On s’entend, ça va prendre un miracle pour que le Canadien participe aux séries éliminatoires cette année. Par contre, si ça devait se produire, on pourrait dire qu’on a assisté, mardi, au point tournant de la saison.    

La victoire de 5 à 4 contre les Devils du New Jersey en tirs de barrage, alors que l’équipe tirait de l’arrière 3 à 0 et que c’était Charlie Lindgren devant le filet, a tout d’un match pivot. L’équipe a maintenant remporté sept de ses 10 derniers matchs et se retrouvait, avant les matchs de vendredi soir, à six points d’une place en séries. Contrairement à ce que certains partisans espèrent, il est évident que personne n’a baissé les bras dans l’organisation.      

De toute façon, tu ne peux pas demander à des athlètes fiers de lever le pied.
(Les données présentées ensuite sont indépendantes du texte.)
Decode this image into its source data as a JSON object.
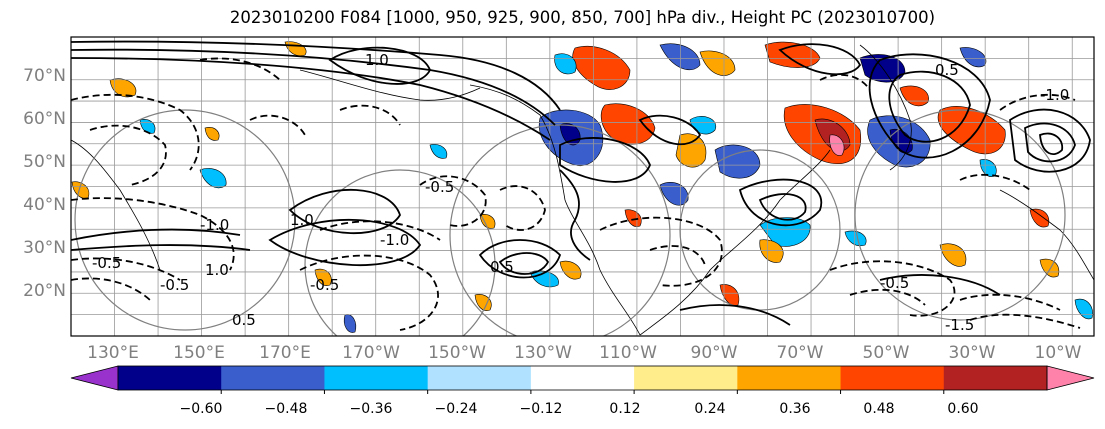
{
  "title": "2023010200 F084 [1000, 950, 925, 900, 850, 700] hPa div., Height PC (2023010700)",
  "map": {
    "lon_range": [
      120,
      355
    ],
    "lat_range": [
      10,
      80
    ],
    "lat_labels": [
      "70°N",
      "60°N",
      "50°N",
      "40°N",
      "30°N",
      "20°N"
    ],
    "lat_values": [
      70,
      60,
      50,
      40,
      30,
      20
    ],
    "lon_labels": [
      "130°E",
      "150°E",
      "170°E",
      "170°W",
      "150°W",
      "130°W",
      "110°W",
      "90°W",
      "70°W",
      "50°W",
      "30°W",
      "10°W"
    ],
    "lon_values": [
      130,
      150,
      170,
      190,
      210,
      230,
      250,
      270,
      290,
      310,
      330,
      350
    ],
    "grid_color": "#999999",
    "label_color": "#7f7f7f",
    "contour_labels": [
      "-0.5",
      "-0.5",
      "-1.0",
      "-1.0",
      "1.0",
      "1.0",
      "-0.5",
      "1.0",
      "0.5",
      "0.5",
      "-0.5",
      "-1.0",
      "-1.5",
      "0.5",
      "-0.5"
    ]
  },
  "colorbar": {
    "tick_labels": [
      "−0.60",
      "−0.48",
      "−0.36",
      "−0.24",
      "−0.12",
      "0.12",
      "0.24",
      "0.36",
      "0.48",
      "0.60"
    ],
    "ticks": [
      -0.6,
      -0.48,
      -0.36,
      -0.24,
      -0.12,
      0.12,
      0.24,
      0.36,
      0.48,
      0.6
    ],
    "colors": [
      "#9932cc",
      "#00008b",
      "#3a5fcd",
      "#00bfff",
      "#b0e2ff",
      "#ffffff",
      "#ffec8b",
      "#ffa500",
      "#ff4500",
      "#b22222",
      "#ff82ab"
    ]
  }
}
Ça ne se fait tout simplement pas.    

L’entraîneur-chef, lui non plus, n’a pas abandonné. Claude Julien se débat comme un diable dans l’eau bénite pour aider son équipe à gagner le plus de matchs possible.    

Marc Bergevin lui?   

Tout ça pour en revenir au fameux et surtout très mystérieux plan de Marc Bergevin. Les joueurs du Canadien veulent faire les séries, l’entraîneur-chef aussi. Mais, au deuxième étage, que veut vraiment Bergevin? Personne ne le sait.    

On ne sait pas plus comment sont les relations entre lui et Julien. Est-ce que les deux pensent de la même façon? Je sais, par expérience, que les frictions entre un entraîneur et son patron ne sont pas rares. Le DG pense plus à long terme que l’entraîneur et ça ne changera pas.    

Tout ça, évidemment, avec la période des transactions qui approche à grands pas. Cette semaine, il y a presque juste Youppi! qui n’a pas été le sujet d’une rumeur de transaction! C’est normal, ça fait partie de Montréal. Les amateurs sont passionnés et ils veulent ce qu’il y a de mieux pour leur équipe favorite.    

Je l’ai dit dans le passé, mais il n’y a aucune logique, dans ma tête, à échanger des joueurs comme Tomas Tatar et Jeff Petry. Tatar est le meilleur pointeur de l’équipe et ça fait longtemps que Montréal n’a pas compté sur un joueur faisant partie des 30 premiers compteurs du circuit Bettman.    

Et on voudrait l’échanger?    

Quant à Petry, il est rapide, mobile et peut prendre la place de Weber quand ce dernier est blessé... comme maintenant.   

Que faire avec Ilya Kovalchuk?  

Quant à Ilya Kovalchuk, les gens l’ont adopté à Montréal, et pour cause. Même s’il est âgé de 36 ans, il joue du hockey inspiré depuis son arrivée avec le Tricolore. Tout porte à croire qu’il ne sera pas échangé.    

Par contre, il y a un grand danger à le garder et à lui offrir une prolongation de contrat. Comme je le disais, il a 36 ans. Shea Weber en a 34.    

Parfois, en voulant faire plaisir aux gens, on oublie que ce genre de hockeyeur peut devenir un important boulet dans une équipe. Le meilleur exemple : les Sharks de San Jose. Ils ont accepté de garder des vétérans en fin de carrière comme Joe Thornton et Patrick Marleau.    

On voit le résultat actuellement.    

Le problème avec ces vétérans, c’est que tu n’as pas le choix de les utiliser. Quand Shea Weber va ralentir, l’équipe ne pourra pas simplement le mettre de côté. Ce sera la même chose avec Kovalchuk.    

C’est donc tout un casse-tête pour le Canadien et son directeur général puisque ces vétérans aident l’équipe dans leur poussée ultime vers une participation aux séries.